Monia Ben Hamouda

Fragments of Fire Worship Presented by Bvlgari
Fragments of Fire Worship 
PRESENTED by fondazionE bvlgari Collateral Event of the Biennale Arte 2026
 
As part of the Biennale’s Collateral Events, the Biblioteca Nazionale Marciana in Piazza San Marco will host the first exhibition promoted by Fondazione Bvlgari, with artists Lara Favaretto and Monia Ben Hamouda. Ben Hamouda has won the biennial prize established in 2017 by the Maison in collaboration with MAXXI, the National Museum of 21 st Century Arts, now carried forward by Fondazione Bvlgari.
 
 
In a world shaped by conflict, where the destruction of memory is an integral part of military strategy, Fragments of Fire Worship proposes a non-monumental form of resistance. It does not preserve, but exposes; it does not archive, but allows things to filter through. A blaze that does not destroy, but holds. A light that does not clarify. A cult of the unfinished, of wounded language, of knowledge that survives despite — and within — its constant threat of disappearance.
 
In the current geopolitical landscape, writing is among the first territories to be occupied: archives destroyed, books burned, languages marginalized, alphabets erased or rendered illegible. Fire returns cyclically as a tool of power — a gesture of purification, a punitive act, a strategy for the annihilation of memory. Yet fire is also what makes things visible, what leaves traces, what transforms without guaranteeing a stable form.
 
Fragments of Fire Worship moves within this ambivalence: it does not represent the fire, but adopts its logic.

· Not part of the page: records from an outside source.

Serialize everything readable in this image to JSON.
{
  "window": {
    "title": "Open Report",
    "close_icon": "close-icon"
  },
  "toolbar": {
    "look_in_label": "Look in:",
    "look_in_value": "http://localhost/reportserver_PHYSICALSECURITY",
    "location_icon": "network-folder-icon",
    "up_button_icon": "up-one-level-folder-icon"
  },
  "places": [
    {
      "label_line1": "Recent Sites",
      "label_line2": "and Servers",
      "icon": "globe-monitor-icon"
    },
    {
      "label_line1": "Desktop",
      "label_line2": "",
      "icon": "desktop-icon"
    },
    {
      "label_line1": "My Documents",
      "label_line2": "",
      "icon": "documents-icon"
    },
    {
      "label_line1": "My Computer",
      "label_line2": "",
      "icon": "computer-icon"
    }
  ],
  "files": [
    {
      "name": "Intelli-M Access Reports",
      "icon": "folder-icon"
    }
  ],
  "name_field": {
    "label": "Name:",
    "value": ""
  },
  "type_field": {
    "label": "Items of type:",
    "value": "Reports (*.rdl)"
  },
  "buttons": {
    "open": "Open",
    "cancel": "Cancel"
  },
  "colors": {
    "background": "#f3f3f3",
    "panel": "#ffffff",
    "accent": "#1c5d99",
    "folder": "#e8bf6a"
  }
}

The work takes shape in a time of diffuse combustion — a time in which language is subjected to extreme pressure, words emptied out, weaponized, censored, or turned into instruments of control. It emerges from this friction: from the impossibility of saying everything and the necessity of not remaining silent.
 
The signs that compose it present themselves as active remnants of a broken script, luminous presences that resist translation and clarity as an imposed value.
 
Inserted into a space historically devoted to the preservation of knowledge, the work does not celebrate its authority, but introduces a fracture. In a place founded on order, cataloguing, and transmission, these opaque signs render visible what every archive tends to remove: selection, exclusion, loss.
Not everything that exists can be preserved; not everything that is preserved can be read. Fragments of Fire Worshipoperates precisely within this zone of friction, where knowledge ceases to appear neutral and reveals its exposure to risk.